Yargıtay Kararı 13. Hukuk Dairesi 2013/7011 E. 2014/4186 K. 18.02.2014 T.

YARGITAY KARARI
DAİRE : 13. Hukuk Dairesi
ESAS NO : 2013/7011
KARAR NO : 2014/4186
KARAR TARİHİ : 18.02.2014

MAHKEMESİ : İstanbul 1. Tüketici Mahkemesi
TARİHİ : 02/03/2012
NUMARASI : 2011/538-2012/189

Taraflar arasındaki itirazın iptali davasının yapılan yargılaması sonunda ilamda yazılı nedenlerden dolayı davanın kabulüne yönelik olarak verilen hükmün davalı avukatınca duruşmalı olarak temyiz edilmesi üzerine ilgililere çağrı kağıdı gönderilmişti. Belli günde davalı vekili avukat T… C.. ile davacı vekili avukat A.. E… Ö..’in gelmiş olmalarıyla duruşmaya başlanılmış ve hazır bulunan avukatların sözlü açıklamaları dinlenildikten sonra karar için başka güne bırakılmıştı. Bu kez temyiz dilekçesinin süresinde olduğu saptanarak dosya incelendi, gereği konuşulup düşünüldü.
KARAR
Davacı banka, davalı ile arasında imzalanan kredi sözleşmesi gereğince davalı tarafından kullanılan kredinin geri ödenmemesi üzerine alacağın tahsili için davalı hakkında icra takibi yapıldığını, davalının haksız şekilde borca ve ferilerine itiraz ettiğini ileri sürerek, davalı borçlunun icra takibine itirazının iptaline, takibin devamına, %40’dan aşağı olmamak üzere icra inkar tazminatının davalıdan tahsiline karar verilmesini istemiştir.

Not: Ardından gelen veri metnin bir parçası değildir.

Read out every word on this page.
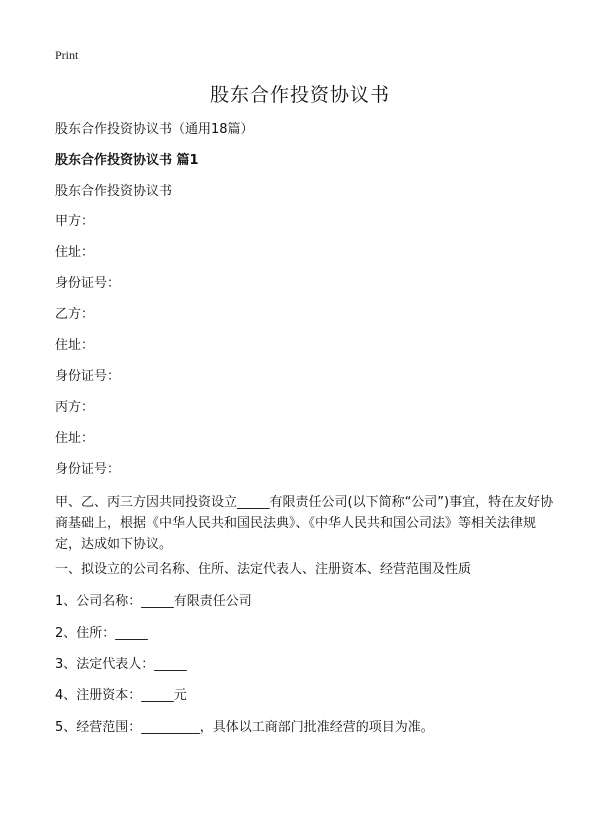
Print
股东合作投资协议书
股东合作投资协议书（通用18篇）
股东合作投资协议书 篇1
股东合作投资协议书
甲方：
住址：
身份证号：
乙方：
住址：
身份证号：
丙方：
住址：
身份证号：

甲、乙、丙三方因共同投资设立_____有限责任公司(以下简称“公司”)事宜，特在友好协商基础上，根据《中华人民共和国民法典》、《中华人民共和国公司法》等相关法律规定，达成如下协议。

一、拟设立的公司名称、住所、法定代表人、注册资本、经营范围及性质
1、公司名称：_____有限责任公司
2、住所：_____
3、法定代表人：_____
4、注册资本：_____元
5、经营范围：_________，具体以工商部门批准经营的项目为准。
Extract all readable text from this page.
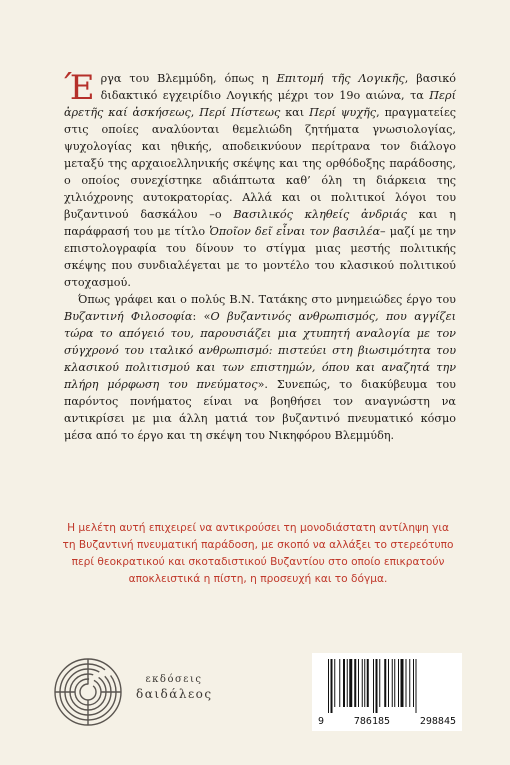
Έργα του Βλεμμύδη, όπως η Επιτομή τῆς Λογικῆς, βασικό διδακτικό εγχειρίδιο Λογικής μέχρι τον 19ο αιώνα, τα Περί ἀρετῆς καί ἀσκήσεως, Περί Πίστεως και Περί ψυχῆς, πραγματείες στις οποίες αναλύονται θεμελιώδη ζητήματα γνωσιολογίας, ψυχολογίας και ηθικής, αποδεικνύουν περίτρανα τον διάλογο μεταξύ της αρχαιοελληνικής σκέψης και της ορθόδοξης παράδοσης, ο οποίος συνεχίστηκε αδιάπτωτα καθ’ όλη τη διάρκεια της χιλιόχρονης αυτοκρατορίας. Αλλά και οι πολιτικοί λόγοι του βυζαντινού δασκάλου –ο Βασιλικός κληθείς ἀνδριάς και η παράφρασή του με τίτλο Ὁποῖον δεῖ εἶναι τον βασιλέα– μαζί με την επιστολογραφία του δίνουν το στίγμα μιας μεστής πολιτικής σκέψης που συνδιαλέγεται με το μοντέλο του κλασικού πολιτικού στοχασμού.

Όπως γράφει και ο πολύς Β.Ν. Τατάκης στο μνημειώδες έργο του Βυζαντινή Φιλοσοφία: «Ο βυζαντινός ανθρωπισμός, που αγγίζει τώρα το απόγειό του, παρουσιάζει μια χτυπητή αναλογία με τον σύγχρονό του ιταλικό ανθρωπισμό: πιστεύει στη βιωσιμότητα του κλασικού πολιτισμού και των επιστημών, όπου και αναζητά την πλήρη μόρφωση του πνεύματος». Συνεπώς, το διακύβευμα του παρόντος πονήματος είναι να βοηθήσει τον αναγνώστη να αντικρίσει με μια άλλη ματιά τον βυζαντινό πνευματικό κόσμο μέσα από το έργο και τη σκέψη του Νικηφόρου Βλεμμύδη.

Η μελέτη αυτή επιχειρεί να αντικρούσει τη μονοδιάστατη αντίληψη για τη Βυζαντινή πνευματική παράδοση, με σκοπό να αλλάξει το στερεότυπο περί θεοκρατικού και σκοταδιστικού Βυζαντίου στο οποίο επικρατούν αποκλειστικά η πίστη, η προσευχή και το δόγμα.
εκδόσεις
δαιδάλεος
9	786185	298845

Davalı yargılama esnasında, davacı ile arasında imzalanan bir sözleşme olmadığını, sunulacak makbuz ve belgelerin sahte olacağını belirterek davanın reddini dilemiştir.

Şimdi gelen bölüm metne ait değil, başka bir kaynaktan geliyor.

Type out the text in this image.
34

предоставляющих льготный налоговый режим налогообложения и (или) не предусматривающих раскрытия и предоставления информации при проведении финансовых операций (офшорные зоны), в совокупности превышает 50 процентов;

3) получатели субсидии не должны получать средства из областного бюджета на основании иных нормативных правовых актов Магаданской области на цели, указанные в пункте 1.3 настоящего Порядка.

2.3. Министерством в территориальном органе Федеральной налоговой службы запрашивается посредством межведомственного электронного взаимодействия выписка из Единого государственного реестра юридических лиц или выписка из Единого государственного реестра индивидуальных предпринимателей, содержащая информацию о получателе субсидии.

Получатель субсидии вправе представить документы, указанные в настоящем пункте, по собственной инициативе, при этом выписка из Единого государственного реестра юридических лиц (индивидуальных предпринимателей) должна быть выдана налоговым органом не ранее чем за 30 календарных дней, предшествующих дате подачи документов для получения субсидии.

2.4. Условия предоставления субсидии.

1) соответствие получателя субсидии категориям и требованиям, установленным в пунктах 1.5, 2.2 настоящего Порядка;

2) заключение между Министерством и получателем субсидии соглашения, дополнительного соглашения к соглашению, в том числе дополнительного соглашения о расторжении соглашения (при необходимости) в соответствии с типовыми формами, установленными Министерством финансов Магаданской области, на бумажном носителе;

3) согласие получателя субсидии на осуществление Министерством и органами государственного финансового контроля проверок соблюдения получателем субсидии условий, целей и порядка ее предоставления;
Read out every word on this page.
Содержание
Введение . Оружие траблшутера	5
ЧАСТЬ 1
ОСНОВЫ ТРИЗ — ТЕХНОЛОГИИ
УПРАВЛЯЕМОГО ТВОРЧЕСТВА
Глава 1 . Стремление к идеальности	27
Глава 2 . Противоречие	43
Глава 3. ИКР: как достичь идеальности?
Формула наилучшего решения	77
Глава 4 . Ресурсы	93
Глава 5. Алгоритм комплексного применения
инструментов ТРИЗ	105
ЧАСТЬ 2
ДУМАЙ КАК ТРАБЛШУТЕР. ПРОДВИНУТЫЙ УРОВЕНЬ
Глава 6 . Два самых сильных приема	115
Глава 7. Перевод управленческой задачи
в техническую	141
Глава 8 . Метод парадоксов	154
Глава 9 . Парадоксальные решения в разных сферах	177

Mahkemece, davanın kabulü ile davalının icra dosyasına yaptığı itirazın iptaline karar verilmiş, hüküm davalı tarafından temyiz edilmiştir.

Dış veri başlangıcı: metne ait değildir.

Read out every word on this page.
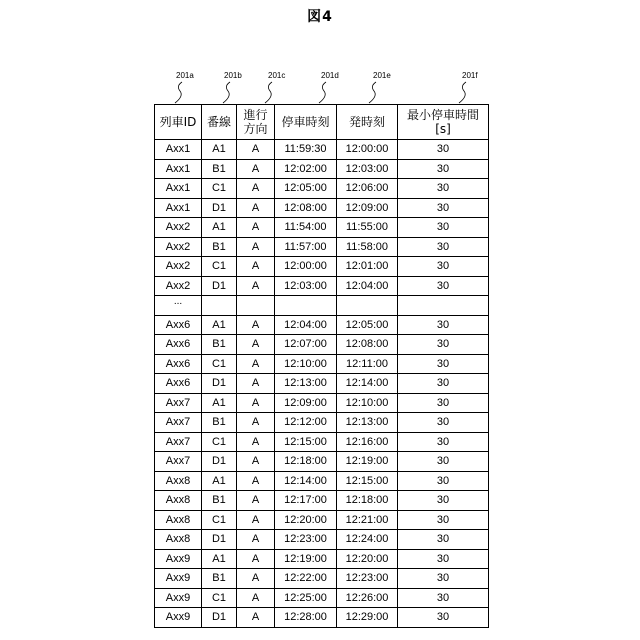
図4
201a	201b	201c	201d	201e	201f
列車ID	番線	進行方向	停車時刻	発時刻	最小停車時間[s]
Axx1	A1	A	11:59:30	12:00:00	30
Axx1	B1	A	12:02:00	12:03:00	30
Axx1	C1	A	12:05:00	12:06:00	30
Axx1	D1	A	12:08:00	12:09:00	30
Axx2	A1	A	11:54:00	11:55:00	30
Axx2	B1	A	11:57:00	11:58:00	30
Axx2	C1	A	12:00:00	12:01:00	30
Axx2	D1	A	12:03:00	12:04:00	30
...					
Axx6	A1	A	12:04:00	12:05:00	30
Axx6	B1	A	12:07:00	12:08:00	30
Axx6	C1	A	12:10:00	12:11:00	30
Axx6	D1	A	12:13:00	12:14:00	30
Axx7	A1	A	12:09:00	12:10:00	30
Axx7	B1	A	12:12:00	12:13:00	30
Axx7	C1	A	12:15:00	12:16:00	30
Axx7	D1	A	12:18:00	12:19:00	30
Axx8	A1	A	12:14:00	12:15:00	30
Axx8	B1	A	12:17:00	12:18:00	30
Axx8	C1	A	12:20:00	12:21:00	30
Axx8	D1	A	12:23:00	12:24:00	30
Axx9	A1	A	12:19:00	12:20:00	30
Axx9	B1	A	12:22:00	12:23:00	30
Axx9	C1	A	12:25:00	12:26:00	30
Axx9	D1	A	12:28:00	12:29:00	30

Davacı eldeki dava ile, davalı tarafından kullanılan kredinin ödenmemesi üzerine yapılan icra takibine davalı tarafça yapılan haksız itirazın iptalini istemiş, davalı ise, davacı tarafça delil olarak sunulan kredi sözleşmesi ve kendi imzası bulunan tüm belgelerin sahte olduğunu, davacı banka çalışanları hakkında suç duyurusunda bulunduğunu yine davacı banka aleyhine İstanbul 9.Asliye Hukuk Mahkemesinin 2012/138 Esas sayılı dosyasında borçlu olmadığının tespiti için menfi tespit davası açtığını savunarak davanın reddini dilemiştir. Hal böyle olunca mahkemece, davalının suç duyurusuna esas İstanbul C.Başsavcılığına ait 2012/56237 Esas sayılı soruşturma dosyası ile İstanbul 9.Asliye Hukuk Mahkemesinin 2012/138 Esas sayılı dosyasının incelenerek, akabinde davaya konu kredi sözleşmesinde yer alan imzaların davalının eli ürünü olup olmadığının tespiti noktasında yaptırılacak bilirkişi incelemesi neticesinde hasıl olacak sonuca göre hüküm tesisi gerekirken yazılı şekilde eksik inceleme ile hüküm tesisi usul ve yasaya aykırı olup bozma nedenidir.
SONUÇ: Yukarıda açıklanan nedenle davalının temyiz itirazlarının kabulü ile kararın davalı yararına BOZULMASINA, 1.100,00 TL duruşma avukatlık parasının davacıdan alınarak davalıya ödenmesine, peşin alınan 21.15 TL. temyiz harcının istek halinde iadesine, HUMK’nun 440/1 maddesi uyarınca tebliğden itibaren 15 gün içerisinde karar düzeltme yolu açık olmak üzere, 18.2.2014 gününde oybirliğiyle karar verildi.